Iran's Parliament speaker Ali Larijani sits during an open session of Parliament in Tehran, Iran, on Sunday May 5, 2013 (AP Photo/Ebrahim Noroozi)

Iran’s speaker of parliament, Ali Larijani, sits during an open session of parliament in Tehran, Iran, on Sunday May 5, 2013. (AP Photo/Ebrahim Noroozi)

London, Asharq Al-Awsat—As Iranian president Mahmoud Ahmadinejad’s term in office draws to a close, reports suggest that the row between his faction and the heads of Iran’s parliament and judiciary continue to rage on.

This bitter row continues despite Iranian Supreme Guide Ali Khamenei clearly expressing, on more than one occasion, his dissatisfaction about certain “unwelcome” events and infightings between Iran’s top officials.

The latest row began after Ahmadinejad ordered one of his deputies to remove a proposal from a bill to increase the judiciary’s oversight authority over the Association of Lawyers.

The order reads: “It is necessary to revoke proposals made by the judiciary, as this suggests judicial interference in the affairs of solicitors and the Association of Lawyers.”
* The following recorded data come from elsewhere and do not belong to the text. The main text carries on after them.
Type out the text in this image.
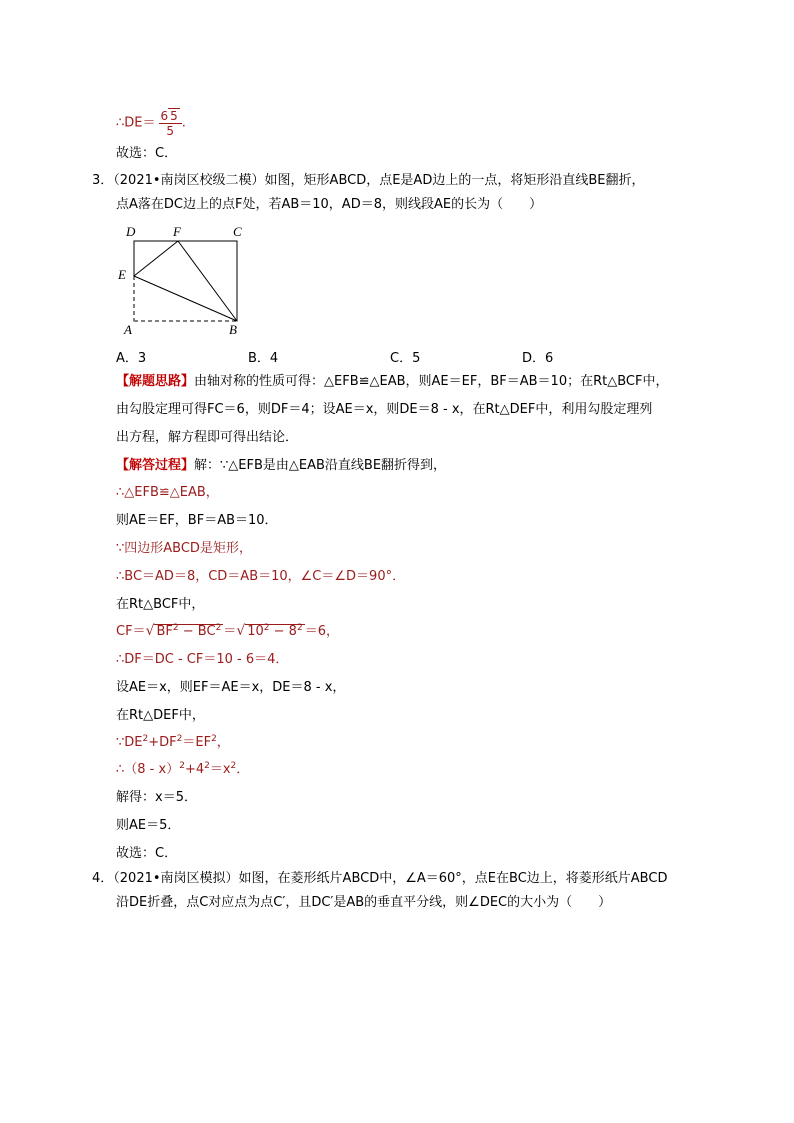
∴DE＝ $\frac{6 5}{5}$ .
故选：C．
3．（2021•南岗区校级二模）如图，矩形ABCD，点E是AD边上的一点，将矩形沿直线BE翻折，
点A落在DC边上的点F处，若AB＝10，AD＝8，则线段AE的长为（　　）
D	F	C
E
A	B
A．3	B．4	C．5	D．6
【解题思路】由轴对称的性质可得：△EFB≌△EAB，则AE＝EF，BF＝AB＝10；在Rt△BCF中，
由勾股定理可得FC＝6，则DF＝4；设AE＝x，则DE＝8 - x，在Rt△DEF中，利用勾股定理列
出方程，解方程即可得出结论．
【解答过程】解：∵△EFB是由△EAB沿直线BE翻折得到，
∴△EFB≌△EAB，
则AE＝EF，BF＝AB＝10．
∵四边形ABCD是矩形，
∴BC＝AD＝8，CD＝AB＝10，∠C＝∠D＝90°．
在Rt△BCF中，
CF＝√ $BF^2 - BC^2$ ＝√ $10^2 - 8^2 =6$，
∴DF＝DC - CF＝10 - 6＝4．
设AE＝x，则EF＝AE＝x，DE＝8 - x，
在Rt△DEF中，
$\because DE^2+DF^2=EF^2$，
∴（8 - $x)^2+4^2=x^2$．
解得：x＝5．
则AE＝5．
故选：C．
4．（2021•南岗区模拟）如图，在菱形纸片ABCD中，∠A＝60°，点E在BC边上，将菱形纸片ABCD
沿DE折叠，点C对应点为点C′，且DC′是AB的垂直平分线，则∠DEC的大小为（　　）
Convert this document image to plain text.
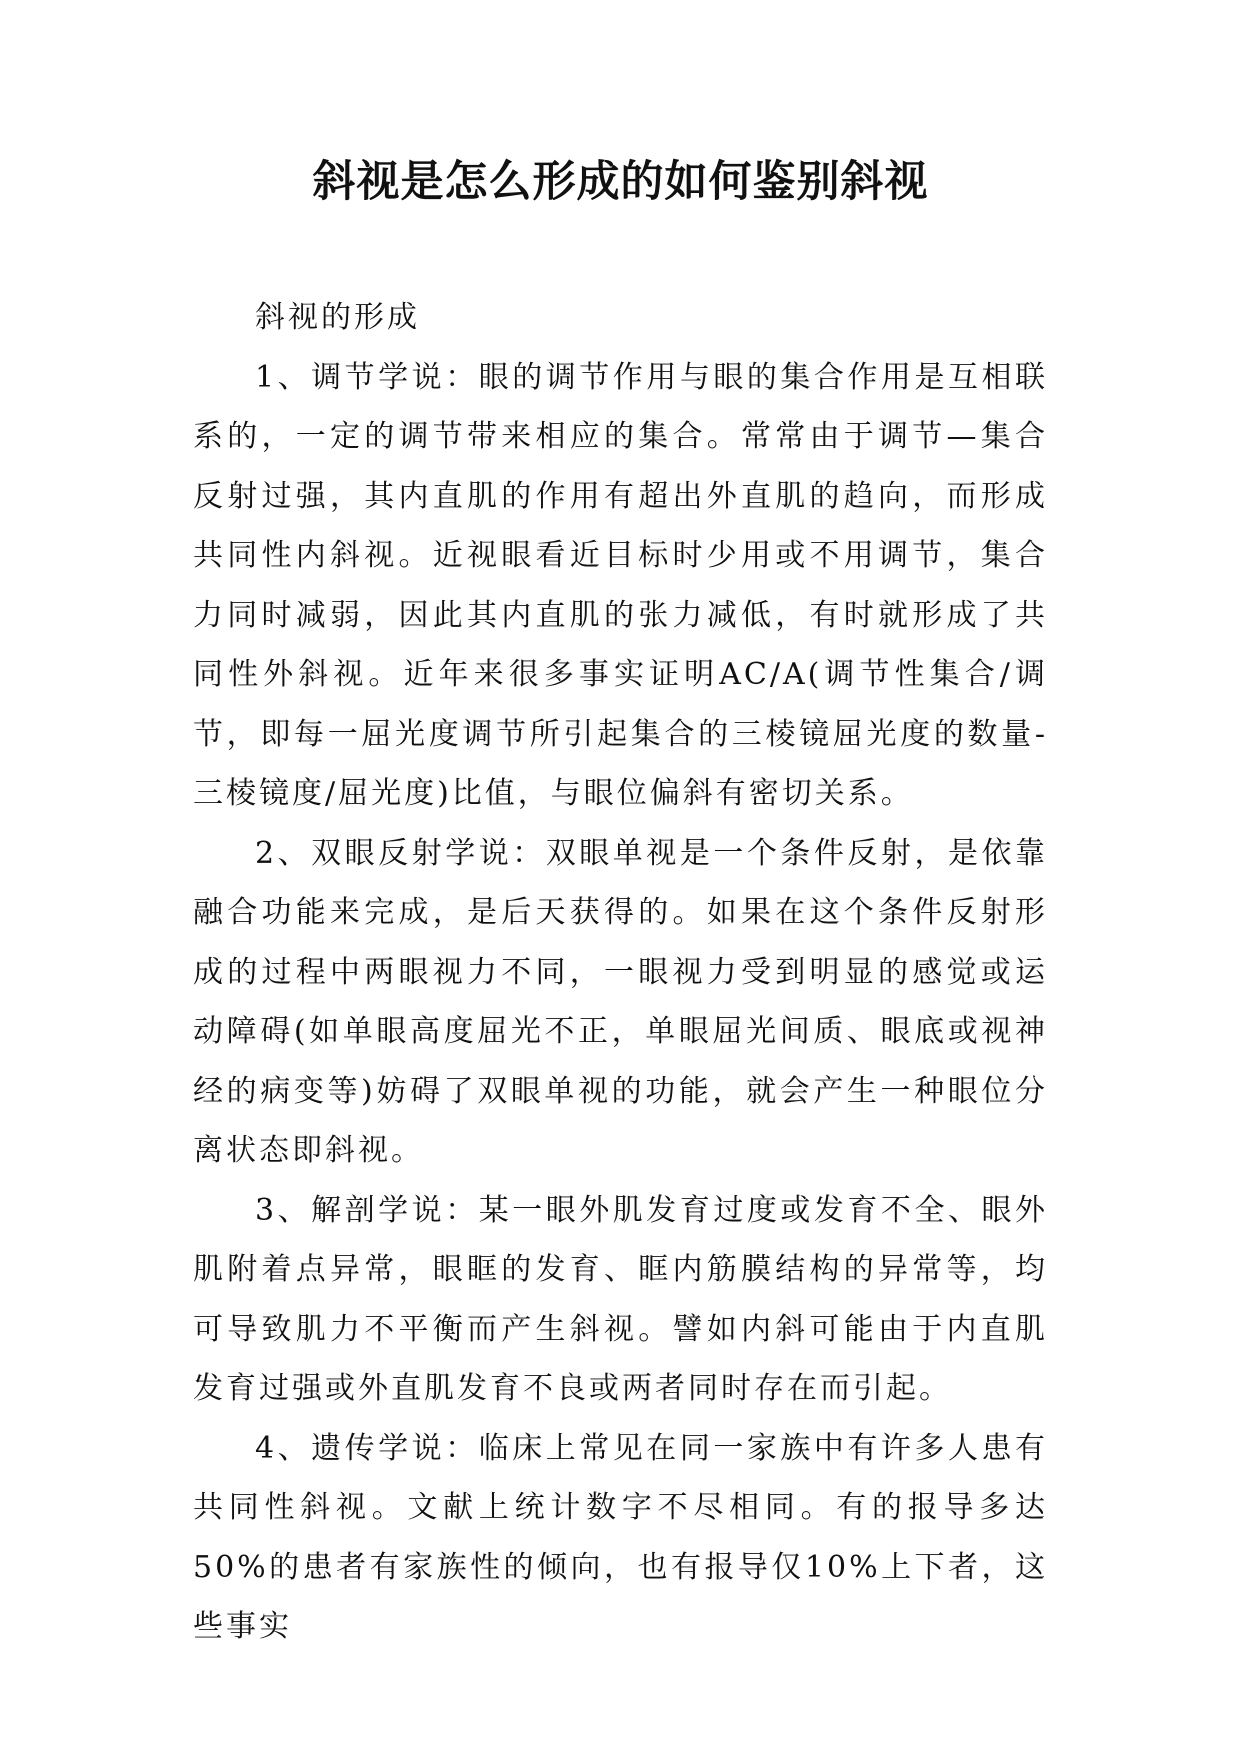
斜视是怎么形成的如何鉴别斜视

斜视的形成

1、调节学说：眼的调节作用与眼的集合作用是互相联系的，一定的调节带来相应的集合。常常由于调节—集合反射过强，其内直肌的作用有超出外直肌的趋向，而形成共同性内斜视。近视眼看近目标时少用或不用调节，集合力同时减弱，因此其内直肌的张力减低，有时就形成了共同性外斜视。近年来很多事实证明AC/A(调节性集合/调节，即每一屈光度调节所引起集合的三棱镜屈光度的数量-三棱镜度/屈光度)比值，与眼位偏斜有密切关系。

2、双眼反射学说：双眼单视是一个条件反射，是依靠融合功能来完成，是后天获得的。如果在这个条件反射形成的过程中两眼视力不同，一眼视力受到明显的感觉或运动障碍(如单眼高度屈光不正，单眼屈光间质、眼底或视神经的病变等)妨碍了双眼单视的功能，就会产生一种眼位分离状态即斜视。

3、解剖学说：某一眼外肌发育过度或发育不全、眼外肌附着点异常，眼眶的发育、眶内筋膜结构的异常等，均可导致肌力不平衡而产生斜视。譬如内斜可能由于内直肌发育过强或外直肌发育不良或两者同时存在而引起。

4、遗传学说：临床上常见在同一家族中有许多人患有共同性斜视。文献上统计数字不尽相同。有的报导多达50%的患者有家族性的倾向，也有报导仅10%上下者，这些事实
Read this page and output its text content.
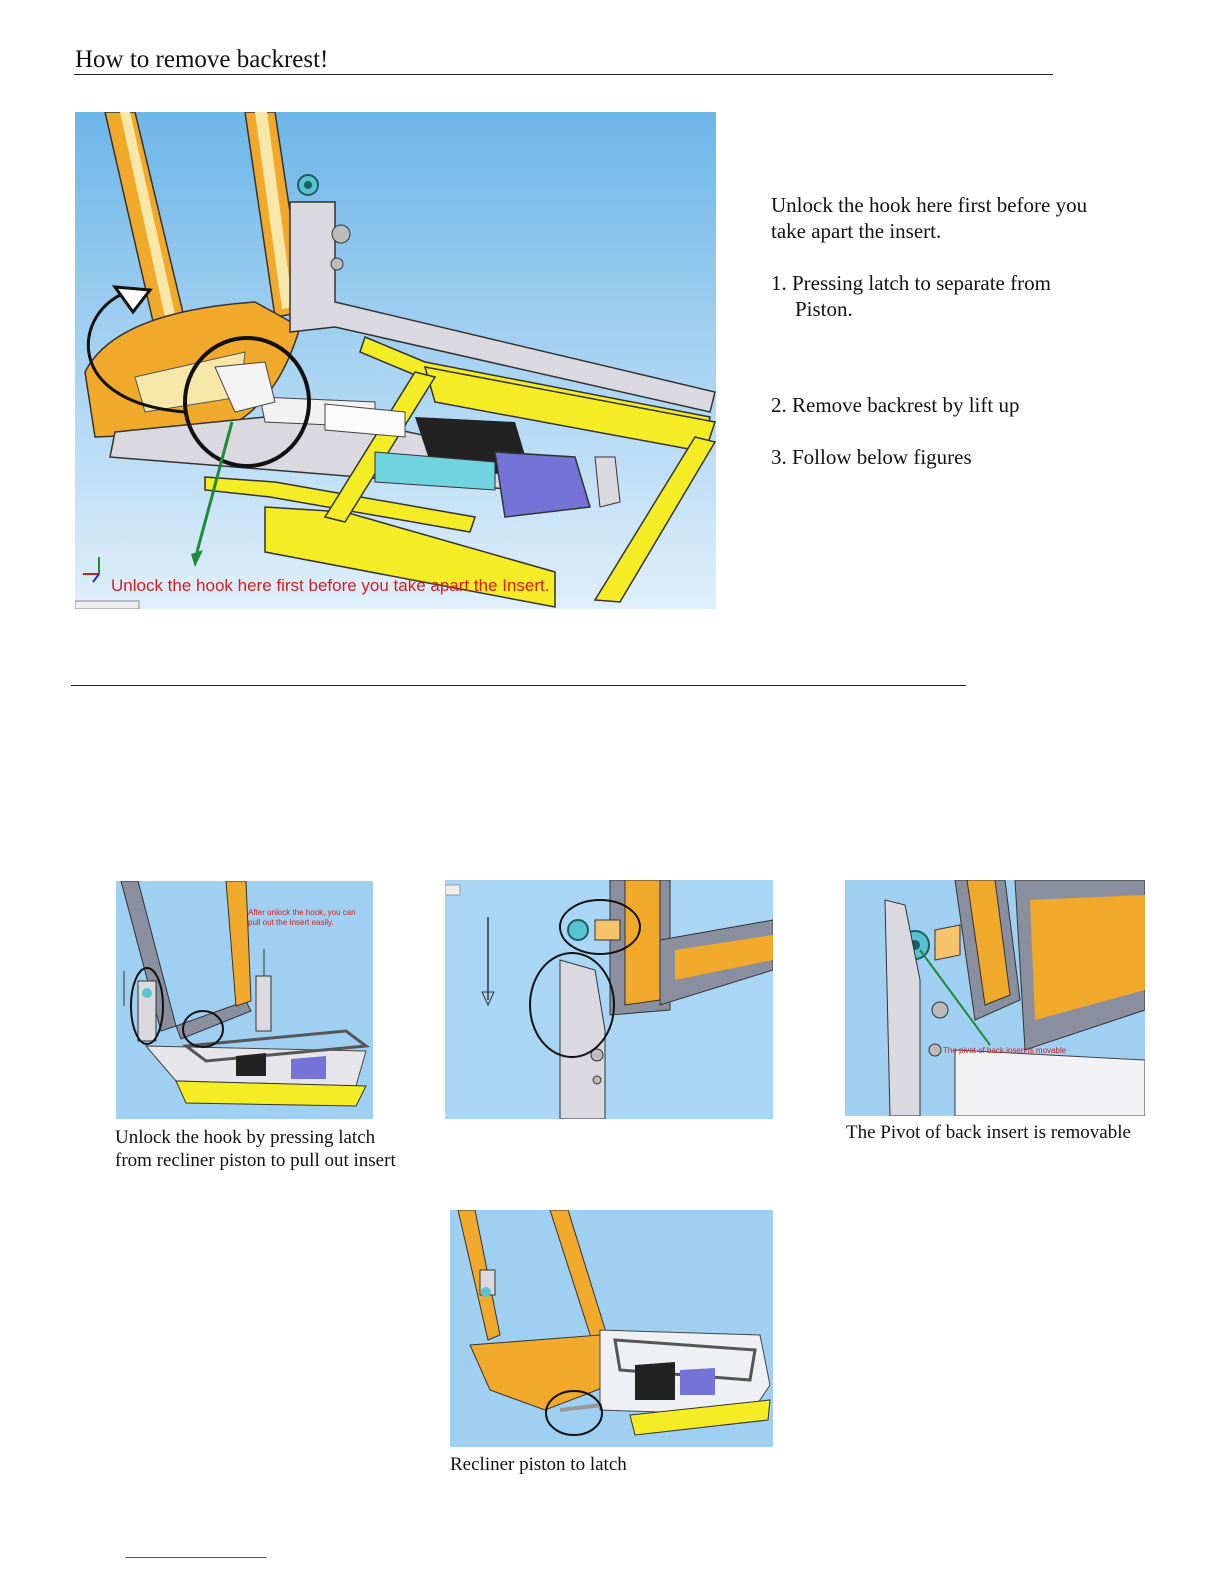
How to remove backrest!
Unlock the hook here first before you take apart the Insert.

Unlock the hook here first before you

take apart the insert.

1. Pressing latch to separate from

Piston.

2. Remove backrest by lift up

3. Follow below figures

After unlock the hook, you can
pull out the Insert easily.
Unlock the hook by pressing latch
from recliner piston to pull out insert
The pivot of back insert is movable
The Pivot of back insert is removable
Recliner piston to latch
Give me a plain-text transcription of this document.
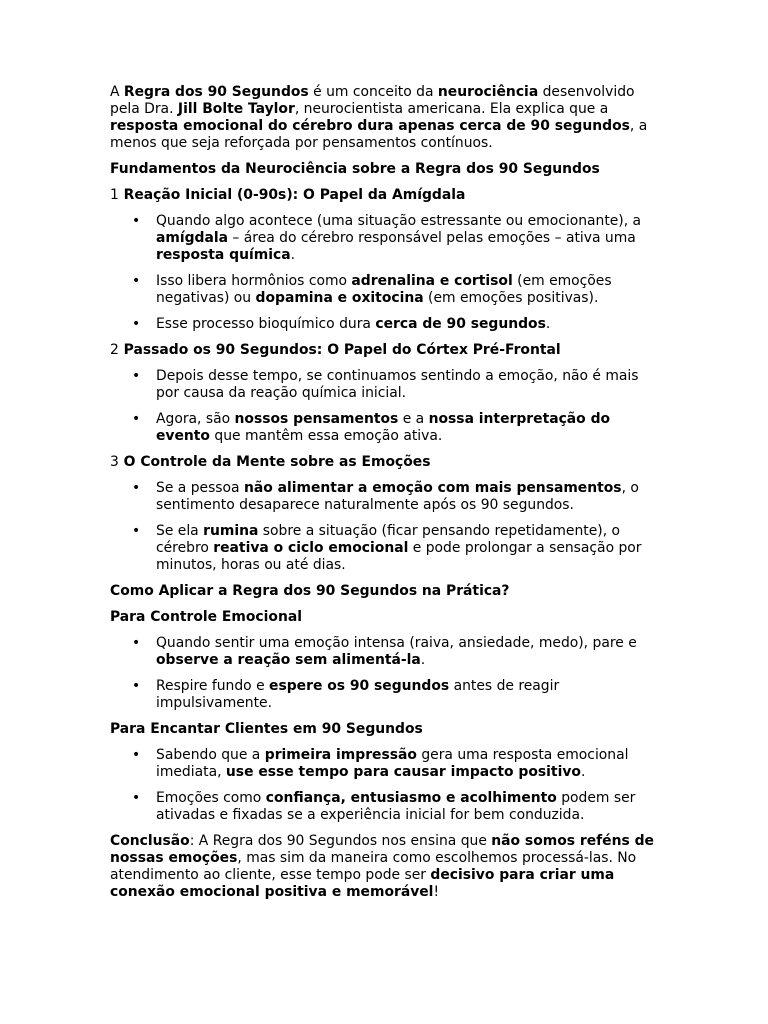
A Regra dos 90 Segundos é um conceito da neurociência desenvolvido pela Dra. Jill Bolte Taylor, neurocientista americana. Ela explica que a resposta emocional do cérebro dura apenas cerca de 90 segundos, a menos que seja reforçada por pensamentos contínuos.

Fundamentos da Neurociência sobre a Regra dos 90 Segundos

1 Reação Inicial (0-90s): O Papel da Amígdala

• Quando algo acontece (uma situação estressante ou emocionante), a amígdala – área do cérebro responsável pelas emoções – ativa uma resposta química.
• Isso libera hormônios como adrenalina e cortisol (em emoções negativas) ou dopamina e oxitocina (em emoções positivas).
• Esse processo bioquímico dura cerca de 90 segundos.

2 Passado os 90 Segundos: O Papel do Córtex Pré-Frontal

• Depois desse tempo, se continuamos sentindo a emoção, não é mais por causa da reação química inicial.
• Agora, são nossos pensamentos e a nossa interpretação do evento que mantêm essa emoção ativa.

3 O Controle da Mente sobre as Emoções

• Se a pessoa não alimentar a emoção com mais pensamentos, o sentimento desaparece naturalmente após os 90 segundos.
• Se ela rumina sobre a situação (ficar pensando repetidamente), o cérebro reativa o ciclo emocional e pode prolongar a sensação por minutos, horas ou até dias.

Como Aplicar a Regra dos 90 Segundos na Prática?

Para Controle Emocional

• Quando sentir uma emoção intensa (raiva, ansiedade, medo), pare e observe a reação sem alimentá-la.
• Respire fundo e espere os 90 segundos antes de reagir impulsivamente.

Para Encantar Clientes em 90 Segundos

• Sabendo que a primeira impressão gera uma resposta emocional imediata, use esse tempo para causar impacto positivo.
• Emoções como confiança, entusiasmo e acolhimento podem ser ativadas e fixadas se a experiência inicial for bem conduzida.

Conclusão: A Regra dos 90 Segundos nos ensina que não somos reféns de nossas emoções, mas sim da maneira como escolhemos processá-las. No atendimento ao cliente, esse tempo pode ser decisivo para criar uma conexão emocional positiva e memorável!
In reaction to the move, head of Iran’s judiciary, Sadeq Larijani, likened the Ahmadinejad government’s refusal to send the judiciary’s proposed bill to parliament to “childish stubbornness.”

In what many view as a tit-for-tat response to Ahmadinejad’s latest move, Iranian parliamentary speaker Ali Larijani announced on Tuesday that a number of the government’s recent decisions were illegal.

This row is a continuation of a controversy that raged last winter between the different branches of government in the Islamic Republic. During a parliamentary session to impeach Ahmadinejad’s labor minister, Abdolreza Sheikholeslami, earlier this year, Ahmadinejad played a video recording which allegedly incriminates Fazel Larijani, the brother of both Iran’s parliamentary speaker and its judiciary chief, in official corruption.

A few days later, Ayatollah Khamenei rebuked the deputies for their role in the argument that overshadowed the impeachment session, describing what happened as “unlawful and immoral.”

However, government infighting continues to rage on as Ahmadinejad’s presidency draws to a close. Some reports say that Ahmadinejad may also have been summoned last week to a criminal court in Tehran to answer unspecified charges in response to his appearance in parliament.

The summons revealed that the lawsuit had been lodged by parliamentary speaker Ali Larijani.

The summons called on Iran’s outgoing president to “appear in court following the complaint lodged against you by the head of parliament’s Article 90 committee, as well as Ali Larijani, head of the parliament, and Mr. Yaghoub Khalilnejad,” according to the semi-official Fars news agency.

Considering the various reports of infighting at the highest level of government, analysts expect the disputes to continue, even after Ahmadinejad leaves office in early August.